© JUNGE FREIHEIT Verlag GmbH & Co.  www.jungefreiheit.de  04/08 18. Januar 2008

Frisch gepresst

Migration. In der Einleitung zu dem von ihr herausgegebenen Sammelband "Ethnizität und Migration" (Einführung in Wissenschaft und Arbeitsfelder. Dietrich Reimer Verlag, Berlin 2007, broschiert, 319 Seiten, 29,90 Euro) kann die Göttinger Ethnologin Brigitta Schmidt-Lauber der Versuchung nicht widerstehen, den Zugriff ihrer Disziplin auf das wichtigste politische Problem der meisten europäischen Gesellschaften, ihre Umgestaltung durch "Einwanderung", als besonders innovativ anzupreisen. "Seit den 1990er Jahren" seien von der "transnationalen Forschungsrichtung" hierfür wichtige Impulse gegeben worden.

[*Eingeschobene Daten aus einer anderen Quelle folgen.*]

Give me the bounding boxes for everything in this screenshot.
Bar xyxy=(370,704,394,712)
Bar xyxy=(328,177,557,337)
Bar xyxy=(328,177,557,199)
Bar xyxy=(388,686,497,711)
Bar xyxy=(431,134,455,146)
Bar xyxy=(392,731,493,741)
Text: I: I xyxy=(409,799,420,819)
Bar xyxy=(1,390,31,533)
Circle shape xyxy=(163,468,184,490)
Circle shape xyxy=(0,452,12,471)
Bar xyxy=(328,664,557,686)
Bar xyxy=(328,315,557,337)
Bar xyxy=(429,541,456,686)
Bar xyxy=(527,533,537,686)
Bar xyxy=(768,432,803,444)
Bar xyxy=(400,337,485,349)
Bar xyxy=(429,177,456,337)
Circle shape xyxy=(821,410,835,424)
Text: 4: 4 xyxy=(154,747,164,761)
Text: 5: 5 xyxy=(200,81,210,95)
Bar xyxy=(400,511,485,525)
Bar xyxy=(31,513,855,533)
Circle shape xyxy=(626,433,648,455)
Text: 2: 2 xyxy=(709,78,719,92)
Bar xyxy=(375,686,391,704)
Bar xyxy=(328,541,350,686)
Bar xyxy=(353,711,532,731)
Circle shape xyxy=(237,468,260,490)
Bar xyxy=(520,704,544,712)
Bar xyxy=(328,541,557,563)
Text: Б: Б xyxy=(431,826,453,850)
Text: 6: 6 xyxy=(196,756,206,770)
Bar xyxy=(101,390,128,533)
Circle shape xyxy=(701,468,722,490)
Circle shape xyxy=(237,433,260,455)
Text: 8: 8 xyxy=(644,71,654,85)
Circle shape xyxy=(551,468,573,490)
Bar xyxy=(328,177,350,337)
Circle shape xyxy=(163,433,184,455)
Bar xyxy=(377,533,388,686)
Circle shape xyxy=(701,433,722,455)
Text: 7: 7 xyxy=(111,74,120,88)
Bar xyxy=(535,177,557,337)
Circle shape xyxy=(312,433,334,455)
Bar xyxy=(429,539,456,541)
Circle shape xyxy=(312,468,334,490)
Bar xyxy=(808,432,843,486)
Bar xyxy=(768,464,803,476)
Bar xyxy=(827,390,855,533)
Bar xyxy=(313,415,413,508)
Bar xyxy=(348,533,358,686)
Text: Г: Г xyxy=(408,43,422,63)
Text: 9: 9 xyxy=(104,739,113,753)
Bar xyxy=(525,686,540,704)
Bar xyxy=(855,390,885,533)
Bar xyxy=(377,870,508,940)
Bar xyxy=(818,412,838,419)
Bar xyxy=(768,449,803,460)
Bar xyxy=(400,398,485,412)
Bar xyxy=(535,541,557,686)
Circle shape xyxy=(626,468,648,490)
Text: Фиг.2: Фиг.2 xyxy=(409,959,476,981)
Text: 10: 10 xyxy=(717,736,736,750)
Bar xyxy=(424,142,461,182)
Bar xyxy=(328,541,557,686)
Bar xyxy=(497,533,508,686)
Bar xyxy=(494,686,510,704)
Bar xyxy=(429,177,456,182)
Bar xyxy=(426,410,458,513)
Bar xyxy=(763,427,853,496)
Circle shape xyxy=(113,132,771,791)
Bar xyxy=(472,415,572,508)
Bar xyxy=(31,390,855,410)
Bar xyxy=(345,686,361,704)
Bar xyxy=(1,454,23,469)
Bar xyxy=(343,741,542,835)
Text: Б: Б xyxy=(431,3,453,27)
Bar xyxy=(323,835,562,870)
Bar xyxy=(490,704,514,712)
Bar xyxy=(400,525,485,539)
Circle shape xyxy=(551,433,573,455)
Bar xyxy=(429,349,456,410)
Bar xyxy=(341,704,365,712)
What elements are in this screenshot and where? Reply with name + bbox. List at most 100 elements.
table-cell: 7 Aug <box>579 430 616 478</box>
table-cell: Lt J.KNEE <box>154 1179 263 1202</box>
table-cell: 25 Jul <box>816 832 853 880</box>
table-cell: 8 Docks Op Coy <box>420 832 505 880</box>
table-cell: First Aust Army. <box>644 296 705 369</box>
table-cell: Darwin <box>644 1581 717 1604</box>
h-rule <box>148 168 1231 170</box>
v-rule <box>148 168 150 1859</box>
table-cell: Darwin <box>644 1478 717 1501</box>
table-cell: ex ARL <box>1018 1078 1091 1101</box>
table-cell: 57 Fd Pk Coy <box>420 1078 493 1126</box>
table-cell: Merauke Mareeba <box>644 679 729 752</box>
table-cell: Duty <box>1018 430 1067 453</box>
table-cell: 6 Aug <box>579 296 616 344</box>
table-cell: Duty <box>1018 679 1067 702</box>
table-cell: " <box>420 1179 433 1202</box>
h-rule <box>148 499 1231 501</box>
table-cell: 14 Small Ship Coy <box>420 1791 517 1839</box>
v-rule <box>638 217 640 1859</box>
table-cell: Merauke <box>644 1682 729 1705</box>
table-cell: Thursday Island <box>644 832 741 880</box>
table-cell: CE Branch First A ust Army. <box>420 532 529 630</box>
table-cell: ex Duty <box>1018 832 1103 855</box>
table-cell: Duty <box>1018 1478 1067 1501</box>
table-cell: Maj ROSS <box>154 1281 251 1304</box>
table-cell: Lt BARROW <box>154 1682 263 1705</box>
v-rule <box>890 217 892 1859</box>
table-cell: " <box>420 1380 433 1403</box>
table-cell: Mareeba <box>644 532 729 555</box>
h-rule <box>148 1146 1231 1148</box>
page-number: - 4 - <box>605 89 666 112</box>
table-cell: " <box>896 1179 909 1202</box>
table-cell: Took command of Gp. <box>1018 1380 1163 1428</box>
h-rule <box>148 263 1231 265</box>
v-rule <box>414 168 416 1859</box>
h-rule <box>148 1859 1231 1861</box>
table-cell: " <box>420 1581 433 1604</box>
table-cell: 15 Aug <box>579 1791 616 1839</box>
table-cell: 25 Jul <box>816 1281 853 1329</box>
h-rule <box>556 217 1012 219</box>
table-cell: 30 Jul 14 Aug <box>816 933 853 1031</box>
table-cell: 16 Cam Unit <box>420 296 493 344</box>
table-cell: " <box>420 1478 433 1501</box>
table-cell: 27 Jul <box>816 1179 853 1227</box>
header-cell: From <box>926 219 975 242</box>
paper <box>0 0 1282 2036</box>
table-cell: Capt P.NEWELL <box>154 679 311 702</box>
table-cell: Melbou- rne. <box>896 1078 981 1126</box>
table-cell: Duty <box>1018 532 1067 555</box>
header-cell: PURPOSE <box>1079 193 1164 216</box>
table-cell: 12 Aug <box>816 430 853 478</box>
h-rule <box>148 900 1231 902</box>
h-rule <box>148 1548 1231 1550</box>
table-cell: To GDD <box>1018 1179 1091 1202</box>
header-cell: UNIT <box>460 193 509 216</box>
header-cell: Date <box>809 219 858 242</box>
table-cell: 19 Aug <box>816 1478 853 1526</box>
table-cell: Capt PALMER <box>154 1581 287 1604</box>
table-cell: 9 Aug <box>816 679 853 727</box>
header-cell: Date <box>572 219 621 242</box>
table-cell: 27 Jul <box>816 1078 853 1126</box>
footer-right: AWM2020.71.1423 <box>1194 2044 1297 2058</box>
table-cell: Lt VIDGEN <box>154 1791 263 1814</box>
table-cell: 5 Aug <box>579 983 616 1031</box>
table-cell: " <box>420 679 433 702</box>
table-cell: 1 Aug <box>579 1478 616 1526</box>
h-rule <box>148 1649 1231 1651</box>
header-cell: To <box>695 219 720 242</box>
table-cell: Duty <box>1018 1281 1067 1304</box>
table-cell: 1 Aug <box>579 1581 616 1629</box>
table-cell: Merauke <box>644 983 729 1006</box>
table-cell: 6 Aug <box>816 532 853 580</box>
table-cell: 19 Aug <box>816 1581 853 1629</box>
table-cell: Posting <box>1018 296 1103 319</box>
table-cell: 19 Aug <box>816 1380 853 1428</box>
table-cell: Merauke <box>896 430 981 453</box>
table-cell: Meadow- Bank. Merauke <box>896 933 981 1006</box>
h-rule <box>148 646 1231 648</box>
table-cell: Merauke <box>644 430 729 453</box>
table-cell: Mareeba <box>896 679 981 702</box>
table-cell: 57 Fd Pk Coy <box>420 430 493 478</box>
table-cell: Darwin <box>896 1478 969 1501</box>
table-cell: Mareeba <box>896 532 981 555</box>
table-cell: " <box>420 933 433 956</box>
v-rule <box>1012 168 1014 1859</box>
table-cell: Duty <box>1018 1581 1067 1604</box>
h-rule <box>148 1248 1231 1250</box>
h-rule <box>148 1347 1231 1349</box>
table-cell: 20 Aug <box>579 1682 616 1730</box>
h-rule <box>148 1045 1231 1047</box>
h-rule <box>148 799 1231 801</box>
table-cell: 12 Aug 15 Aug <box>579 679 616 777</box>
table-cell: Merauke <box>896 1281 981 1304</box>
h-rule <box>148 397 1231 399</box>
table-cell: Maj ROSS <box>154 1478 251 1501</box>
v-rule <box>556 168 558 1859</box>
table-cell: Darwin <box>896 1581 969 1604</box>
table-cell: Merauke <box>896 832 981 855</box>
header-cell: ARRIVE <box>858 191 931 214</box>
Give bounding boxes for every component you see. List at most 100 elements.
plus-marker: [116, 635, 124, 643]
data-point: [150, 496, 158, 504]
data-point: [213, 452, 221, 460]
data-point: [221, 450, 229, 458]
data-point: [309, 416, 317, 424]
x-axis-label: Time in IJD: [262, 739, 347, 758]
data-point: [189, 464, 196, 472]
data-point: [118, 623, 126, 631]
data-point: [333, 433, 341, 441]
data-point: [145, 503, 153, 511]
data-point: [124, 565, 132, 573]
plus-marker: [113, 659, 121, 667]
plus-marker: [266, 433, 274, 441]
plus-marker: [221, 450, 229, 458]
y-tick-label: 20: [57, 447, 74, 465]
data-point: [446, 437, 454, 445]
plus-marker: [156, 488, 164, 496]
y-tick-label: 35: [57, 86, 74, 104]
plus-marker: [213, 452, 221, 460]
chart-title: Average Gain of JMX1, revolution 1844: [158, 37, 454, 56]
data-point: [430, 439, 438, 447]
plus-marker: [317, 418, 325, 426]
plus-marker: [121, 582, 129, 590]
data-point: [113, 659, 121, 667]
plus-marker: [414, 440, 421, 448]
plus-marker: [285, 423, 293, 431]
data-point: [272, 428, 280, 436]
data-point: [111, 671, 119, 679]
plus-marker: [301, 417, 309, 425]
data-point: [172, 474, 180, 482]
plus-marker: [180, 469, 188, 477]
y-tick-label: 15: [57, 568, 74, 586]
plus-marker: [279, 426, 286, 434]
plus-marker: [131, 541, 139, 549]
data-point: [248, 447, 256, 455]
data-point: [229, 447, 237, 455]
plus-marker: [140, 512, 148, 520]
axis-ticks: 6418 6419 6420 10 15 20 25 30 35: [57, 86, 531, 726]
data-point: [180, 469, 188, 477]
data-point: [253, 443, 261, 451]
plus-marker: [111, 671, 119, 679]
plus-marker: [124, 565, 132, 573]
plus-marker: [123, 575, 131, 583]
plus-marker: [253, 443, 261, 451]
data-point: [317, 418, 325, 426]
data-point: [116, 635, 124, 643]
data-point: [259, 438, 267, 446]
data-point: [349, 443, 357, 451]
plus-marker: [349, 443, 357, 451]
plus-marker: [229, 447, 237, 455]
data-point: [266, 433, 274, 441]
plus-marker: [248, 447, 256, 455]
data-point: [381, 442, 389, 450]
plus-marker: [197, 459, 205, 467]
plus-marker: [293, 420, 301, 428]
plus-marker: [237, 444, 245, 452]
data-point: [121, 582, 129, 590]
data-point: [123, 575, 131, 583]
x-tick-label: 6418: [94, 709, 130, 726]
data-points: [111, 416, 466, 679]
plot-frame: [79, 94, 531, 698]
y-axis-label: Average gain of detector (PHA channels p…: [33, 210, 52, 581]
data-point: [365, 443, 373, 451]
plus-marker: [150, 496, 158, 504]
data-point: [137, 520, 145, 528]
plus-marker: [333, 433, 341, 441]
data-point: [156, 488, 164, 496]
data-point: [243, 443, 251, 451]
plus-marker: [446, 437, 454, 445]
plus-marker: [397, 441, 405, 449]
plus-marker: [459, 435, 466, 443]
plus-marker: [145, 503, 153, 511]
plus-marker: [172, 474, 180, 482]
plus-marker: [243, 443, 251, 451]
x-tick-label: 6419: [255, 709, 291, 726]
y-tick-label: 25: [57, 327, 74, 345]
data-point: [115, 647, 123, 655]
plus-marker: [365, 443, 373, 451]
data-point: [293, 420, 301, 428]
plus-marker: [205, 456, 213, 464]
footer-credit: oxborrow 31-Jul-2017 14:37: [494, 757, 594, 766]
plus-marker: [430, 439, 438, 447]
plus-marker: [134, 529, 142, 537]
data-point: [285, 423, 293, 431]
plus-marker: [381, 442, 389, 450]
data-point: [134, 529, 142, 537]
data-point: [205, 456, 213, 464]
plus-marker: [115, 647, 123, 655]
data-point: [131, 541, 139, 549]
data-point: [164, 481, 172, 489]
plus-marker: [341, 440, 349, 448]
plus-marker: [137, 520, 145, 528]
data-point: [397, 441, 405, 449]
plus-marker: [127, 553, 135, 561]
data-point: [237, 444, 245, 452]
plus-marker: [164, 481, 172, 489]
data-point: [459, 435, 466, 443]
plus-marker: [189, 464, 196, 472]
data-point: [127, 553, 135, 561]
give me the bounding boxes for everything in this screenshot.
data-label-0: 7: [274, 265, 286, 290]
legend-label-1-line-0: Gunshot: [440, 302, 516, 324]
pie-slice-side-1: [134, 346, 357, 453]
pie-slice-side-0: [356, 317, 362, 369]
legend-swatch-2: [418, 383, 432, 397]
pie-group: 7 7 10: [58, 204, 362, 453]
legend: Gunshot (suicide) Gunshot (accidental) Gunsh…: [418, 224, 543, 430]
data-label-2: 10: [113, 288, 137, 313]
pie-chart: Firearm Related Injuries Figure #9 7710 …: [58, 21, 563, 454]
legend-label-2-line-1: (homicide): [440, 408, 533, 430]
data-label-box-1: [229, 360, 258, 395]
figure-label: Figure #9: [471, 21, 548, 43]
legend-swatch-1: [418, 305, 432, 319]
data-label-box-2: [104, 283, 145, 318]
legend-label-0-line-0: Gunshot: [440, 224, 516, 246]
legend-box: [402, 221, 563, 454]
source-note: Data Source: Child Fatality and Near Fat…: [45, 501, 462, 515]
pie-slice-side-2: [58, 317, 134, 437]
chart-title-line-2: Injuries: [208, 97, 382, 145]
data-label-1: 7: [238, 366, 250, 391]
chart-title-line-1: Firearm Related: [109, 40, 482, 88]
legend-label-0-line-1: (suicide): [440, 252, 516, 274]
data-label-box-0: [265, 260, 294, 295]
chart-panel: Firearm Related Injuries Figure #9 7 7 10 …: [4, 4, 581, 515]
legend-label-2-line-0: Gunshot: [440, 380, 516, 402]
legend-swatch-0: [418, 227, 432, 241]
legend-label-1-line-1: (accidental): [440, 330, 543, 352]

Dabei erschöpfen sich diese "zentralen Anregungen" für sie jedoch darin, die "räumliche Gebundenheit von Kultur" zu problematisieren. Und das ist nun wirklich ein alter Hut, eine Selbstverständlichkeit unter Geisteswissenschaftlern seit dem 19. Jahrhundert. Nicht eben neu ist auch der Beitrag Klaus J. Bades, der wieder einmal in groben Strichen Einblicke in das Erkenntnispotential der von ihm allen erreichbaren politischen Instanzen und Foren angedienten "Historischen Migrationsforschung" vermitteln möchte. Jochen Oltmer strapaziert das beliebte Klischee der "politischen Konstruktion von Minderheiten in der deutschen Geschichte". Auf dem Pfad der "Konstruktion" geht Regina Römhild noch einen sozialpädagogisch inspirierten Schritt weiter in die Gegenwart, um sich der "Ethnisierung im Alltag" zu widmen, wie sie sich in Frankfurter Kindergärten und Schulklassen beobachten lasse.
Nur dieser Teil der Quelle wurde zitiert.